Limpopo man does from hypovolemic shock after local clinic refused to help him

Prince Makitla. (Photo: Move!)
Prince Makitla. (Photo: Move!)

Could he have been saved? If he received the proper care in time, would his little brother be alive? These are the questions that haunt a Limpopo man who watched his brother bleed to death after they were turned away from a clinic in Ntwane Village near Groblersdal because “there were no first aid kits or bandages”.

Prince Makitla and his family are still in shock after the death of Billy Makitla (34) in August after they had to drive away from a clinic in search of help. Clinic staff had told them there was nothing they could do to stem the bleeding. Now, the family wants answers.


Billy had been helping his neighbour William Baba Ramphisa (32) paint his house. William’s family was preparing for a tombstone unveiling ceremony. He asked Billy to pop over when he had a chance to help out. Like any good neighbour, Billy showed up.

No one could have imagined that within hours, he would be dead. The father of one was up on a ladder when he fell and cut his arm on a broken window. William had gone to the tuck shop at the time. It was William’s mother who heard the commotion of Billy’s fall and his cry for help. Joyce Ramphisa (61) immediately called Prince, Billy’s brother, telling him to hurry to her place.

“I immediately stopped watching TV and drove to my neighbour’s house.” When he got there, all he saw was blood. “When I arrived Joyce was trying to stop his bleeding. She had wrapped a towel around the injury. Joyce’s daughter helped us put him inside my car as he was weak. I rushed him to Kwarrielaagte Clinic, a five-minute drive away.” At the clinic, Prince parked his car and ran inside. “I pleaded with three nurses for help and they followed me to my car.”  


What happened next still has him traumatised. The nurses merely looked at his brother, Prince says, and told him to rather take him to the hospital. “They said there is nothing they can do to help stop his bleeding because they don’t have bandages or a drip to stabilise him,” he says. “I asked them to phone an ambulance to take him to hospital.

“They told me to forget about an ambulance because it never responds to emergency situations. I was left with no choice when I realised his health was deteriorating. I had to drive him to Philadelphia Provincial Hospital in Dennilton, about 15km away from the village.”

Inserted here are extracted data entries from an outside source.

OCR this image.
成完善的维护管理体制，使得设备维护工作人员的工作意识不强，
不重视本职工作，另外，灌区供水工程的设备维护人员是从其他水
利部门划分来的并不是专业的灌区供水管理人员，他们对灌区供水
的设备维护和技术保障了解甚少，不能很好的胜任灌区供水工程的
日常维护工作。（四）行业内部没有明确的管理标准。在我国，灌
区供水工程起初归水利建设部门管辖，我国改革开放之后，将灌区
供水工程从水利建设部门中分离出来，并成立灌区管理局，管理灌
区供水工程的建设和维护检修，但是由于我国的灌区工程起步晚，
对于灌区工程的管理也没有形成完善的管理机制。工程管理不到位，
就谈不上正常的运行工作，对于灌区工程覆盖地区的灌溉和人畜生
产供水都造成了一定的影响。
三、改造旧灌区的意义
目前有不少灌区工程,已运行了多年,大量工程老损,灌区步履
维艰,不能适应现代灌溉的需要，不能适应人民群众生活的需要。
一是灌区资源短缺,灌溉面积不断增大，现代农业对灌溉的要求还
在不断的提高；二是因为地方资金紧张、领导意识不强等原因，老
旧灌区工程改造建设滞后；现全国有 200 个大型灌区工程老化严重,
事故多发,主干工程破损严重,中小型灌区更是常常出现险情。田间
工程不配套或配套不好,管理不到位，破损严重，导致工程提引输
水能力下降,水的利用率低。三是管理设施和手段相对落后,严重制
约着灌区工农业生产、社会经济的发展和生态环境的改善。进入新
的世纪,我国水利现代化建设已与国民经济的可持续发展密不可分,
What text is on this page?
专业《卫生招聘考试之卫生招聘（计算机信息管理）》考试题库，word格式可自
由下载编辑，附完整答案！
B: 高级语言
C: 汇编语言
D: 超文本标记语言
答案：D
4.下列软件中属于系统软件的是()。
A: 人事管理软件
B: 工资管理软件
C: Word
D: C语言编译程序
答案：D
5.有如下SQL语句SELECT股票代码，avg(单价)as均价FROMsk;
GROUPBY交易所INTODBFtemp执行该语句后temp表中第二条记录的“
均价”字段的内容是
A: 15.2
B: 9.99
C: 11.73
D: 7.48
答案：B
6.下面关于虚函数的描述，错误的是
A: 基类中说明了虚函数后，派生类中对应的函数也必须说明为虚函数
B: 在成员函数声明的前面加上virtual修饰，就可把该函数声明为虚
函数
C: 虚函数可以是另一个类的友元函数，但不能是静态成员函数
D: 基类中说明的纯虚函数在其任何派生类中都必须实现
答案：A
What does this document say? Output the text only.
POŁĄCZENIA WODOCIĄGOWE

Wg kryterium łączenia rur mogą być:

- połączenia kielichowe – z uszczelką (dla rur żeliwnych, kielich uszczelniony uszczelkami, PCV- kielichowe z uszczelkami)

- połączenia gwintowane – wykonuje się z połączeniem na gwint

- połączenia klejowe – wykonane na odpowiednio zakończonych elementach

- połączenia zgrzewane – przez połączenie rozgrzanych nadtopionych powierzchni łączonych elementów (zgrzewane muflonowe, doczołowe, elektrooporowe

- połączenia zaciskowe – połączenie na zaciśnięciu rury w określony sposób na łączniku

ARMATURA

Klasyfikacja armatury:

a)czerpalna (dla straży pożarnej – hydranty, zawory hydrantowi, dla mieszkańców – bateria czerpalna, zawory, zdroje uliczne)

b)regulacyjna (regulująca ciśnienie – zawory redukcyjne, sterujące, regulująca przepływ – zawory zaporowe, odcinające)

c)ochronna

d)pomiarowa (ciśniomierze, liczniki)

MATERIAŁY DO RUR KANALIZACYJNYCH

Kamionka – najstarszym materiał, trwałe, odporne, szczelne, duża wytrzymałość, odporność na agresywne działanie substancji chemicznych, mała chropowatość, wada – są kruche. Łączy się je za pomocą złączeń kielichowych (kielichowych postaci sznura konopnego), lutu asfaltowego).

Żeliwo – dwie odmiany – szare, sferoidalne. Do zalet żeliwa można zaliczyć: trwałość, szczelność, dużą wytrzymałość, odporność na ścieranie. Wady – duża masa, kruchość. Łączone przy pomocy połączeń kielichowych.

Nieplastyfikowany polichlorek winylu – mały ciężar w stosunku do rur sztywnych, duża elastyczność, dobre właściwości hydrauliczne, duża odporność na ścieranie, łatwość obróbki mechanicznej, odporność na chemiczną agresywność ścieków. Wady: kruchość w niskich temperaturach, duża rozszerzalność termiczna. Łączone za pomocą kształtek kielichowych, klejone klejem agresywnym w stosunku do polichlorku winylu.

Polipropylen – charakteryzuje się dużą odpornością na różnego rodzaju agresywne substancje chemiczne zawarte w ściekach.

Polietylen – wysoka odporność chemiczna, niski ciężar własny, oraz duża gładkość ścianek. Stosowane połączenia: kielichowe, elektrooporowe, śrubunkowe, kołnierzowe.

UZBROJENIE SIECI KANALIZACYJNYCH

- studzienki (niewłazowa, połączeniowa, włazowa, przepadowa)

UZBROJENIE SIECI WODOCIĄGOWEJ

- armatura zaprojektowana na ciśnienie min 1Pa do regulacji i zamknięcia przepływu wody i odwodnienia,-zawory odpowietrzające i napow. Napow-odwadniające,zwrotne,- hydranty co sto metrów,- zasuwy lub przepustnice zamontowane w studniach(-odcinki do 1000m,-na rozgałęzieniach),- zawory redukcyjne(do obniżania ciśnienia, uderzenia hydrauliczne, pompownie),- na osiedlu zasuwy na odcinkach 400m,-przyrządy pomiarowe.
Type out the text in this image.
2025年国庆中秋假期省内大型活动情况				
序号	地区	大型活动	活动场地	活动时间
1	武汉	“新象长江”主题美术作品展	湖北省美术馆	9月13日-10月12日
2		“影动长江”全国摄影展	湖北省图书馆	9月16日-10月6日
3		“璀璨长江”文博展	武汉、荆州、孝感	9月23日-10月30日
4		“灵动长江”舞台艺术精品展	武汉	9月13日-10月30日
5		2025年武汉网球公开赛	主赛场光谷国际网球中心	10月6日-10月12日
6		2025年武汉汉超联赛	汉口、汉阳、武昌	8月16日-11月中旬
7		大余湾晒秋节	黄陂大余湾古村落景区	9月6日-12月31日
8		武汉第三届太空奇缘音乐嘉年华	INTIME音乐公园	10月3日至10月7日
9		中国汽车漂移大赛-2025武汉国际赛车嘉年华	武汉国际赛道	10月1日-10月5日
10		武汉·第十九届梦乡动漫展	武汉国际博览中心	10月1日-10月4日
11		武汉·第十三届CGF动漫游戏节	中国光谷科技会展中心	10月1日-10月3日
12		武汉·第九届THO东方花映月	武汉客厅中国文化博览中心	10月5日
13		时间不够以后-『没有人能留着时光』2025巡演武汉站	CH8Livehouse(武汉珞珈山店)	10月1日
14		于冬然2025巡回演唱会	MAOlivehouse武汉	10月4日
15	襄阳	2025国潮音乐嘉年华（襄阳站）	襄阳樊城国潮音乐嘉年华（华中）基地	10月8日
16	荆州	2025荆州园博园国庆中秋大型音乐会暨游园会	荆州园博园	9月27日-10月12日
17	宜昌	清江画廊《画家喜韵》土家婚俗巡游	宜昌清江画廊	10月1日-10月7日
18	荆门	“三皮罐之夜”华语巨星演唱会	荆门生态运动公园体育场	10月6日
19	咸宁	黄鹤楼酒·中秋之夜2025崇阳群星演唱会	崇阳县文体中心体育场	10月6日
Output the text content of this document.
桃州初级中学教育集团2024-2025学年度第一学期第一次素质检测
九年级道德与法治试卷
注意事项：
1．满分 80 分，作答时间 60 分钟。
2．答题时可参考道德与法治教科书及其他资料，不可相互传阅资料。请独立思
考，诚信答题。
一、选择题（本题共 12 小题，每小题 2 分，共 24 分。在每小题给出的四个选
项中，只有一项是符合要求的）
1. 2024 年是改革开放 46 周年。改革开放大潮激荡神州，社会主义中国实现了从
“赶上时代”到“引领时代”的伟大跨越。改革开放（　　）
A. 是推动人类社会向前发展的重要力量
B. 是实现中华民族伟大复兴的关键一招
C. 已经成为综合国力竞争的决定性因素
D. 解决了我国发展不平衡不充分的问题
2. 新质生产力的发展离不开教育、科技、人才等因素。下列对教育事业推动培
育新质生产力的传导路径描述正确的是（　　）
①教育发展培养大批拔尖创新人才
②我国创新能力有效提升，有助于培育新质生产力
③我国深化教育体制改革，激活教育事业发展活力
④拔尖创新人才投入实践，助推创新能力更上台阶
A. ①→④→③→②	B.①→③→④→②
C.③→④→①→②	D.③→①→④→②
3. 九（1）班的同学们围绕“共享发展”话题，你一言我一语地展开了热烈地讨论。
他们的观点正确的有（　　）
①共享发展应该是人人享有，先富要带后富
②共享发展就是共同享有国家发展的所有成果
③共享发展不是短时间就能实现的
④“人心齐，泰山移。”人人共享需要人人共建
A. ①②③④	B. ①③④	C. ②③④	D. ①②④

At the hospital they didn’t waste any time when they saw Prince’s state. He drove towards casualty where emergency staff met him with a stretcher. He then drove his car to a visitor’s parking and rushed back into the hospital. But it was too late. His brother was dead from hypovolemic shock. He simply lost too much blood.


His little brother that he’d talked to just that morning was now covered with a white sheet on a hospital bed. “They opened his mouth to show me his tongue that had turned dry. I saw he was dead. I waited in the consulting room asking myself a lot of questions without answers, with my face buried in my hands.”

He says it wasn’t long before the police came and took a statement. A forensic pathologist also came. “They opened the sheet to show me how deep the cut was. I then performed a cultural practice of talking to him, the deceased. I told him they are now taking him to Groblersdal mortuary. I went home to break the sad news to my family and his friends. Joyce was so shocked she fainted when she heard the news.”


He then had to tell their father that his son was dead. The 69-year-old France is still shaken. “Why did the nurses fail to save my son’s life? They are a disgrace and a shame. How does a clinic not have a bandage?” France intends to take legal action against the Department of Health so that no other villager experiences what they did.

“The nurses are entrusted with taking care of our lives.” William wishes he could turn back time. At Billy’s funeral, he described Billy as a friendly and loving person. “On that day I left him painting and went to the tuck shop, just a walk away from home. To my surprise when I arrived home, I was shocked to see so much blood,” he says.

“I was heartbroken and deeply hurt some hours later to learn from his brother that my friend passed away. I still can’t believe he is dead.” Billy’s daughter, Kgahliso Angel Thaga (8) is a Grade 2 learner at Ramonokane Primary School and now wants to be a doctor when she grows up so that she can help people like her dad. Kgahliso’s mom Joyce Ngwato (36) says her daughter was traumatised. “My child cried almost every day for about a week. She wrote a note the day before they laid her father to rest saying, ‘I wonder who’s going to buy me Christmas clothes?’.”


Limpopo health department spokesperson Neil Shikwambana said the department has appointed a team to establish the circumstances leading to the death of the patient. The findings will assist the department on the proper action to be taken.

He rubbished claims that the clinic didn’t have basic first aid kits. “The clinic is up and running and has the basic health care necessities to operate. “Indeed the deceased visited Kwarrielaagte Clinic with a severe injury on his arm on 17 August 2019 in the company of his family members. According to the preliminary report, the patient was unconscious when he arrived at the clinic.

“After realising that the patient is a priority one patient who needed serious attention looking at the severity of the injury, the nurses then advised the family to rush the patient to hospital so that he may get to be attended as an emergency case. There was no ambulances available at the clinic at the time. The patient lost his life on arrival at the hospital.”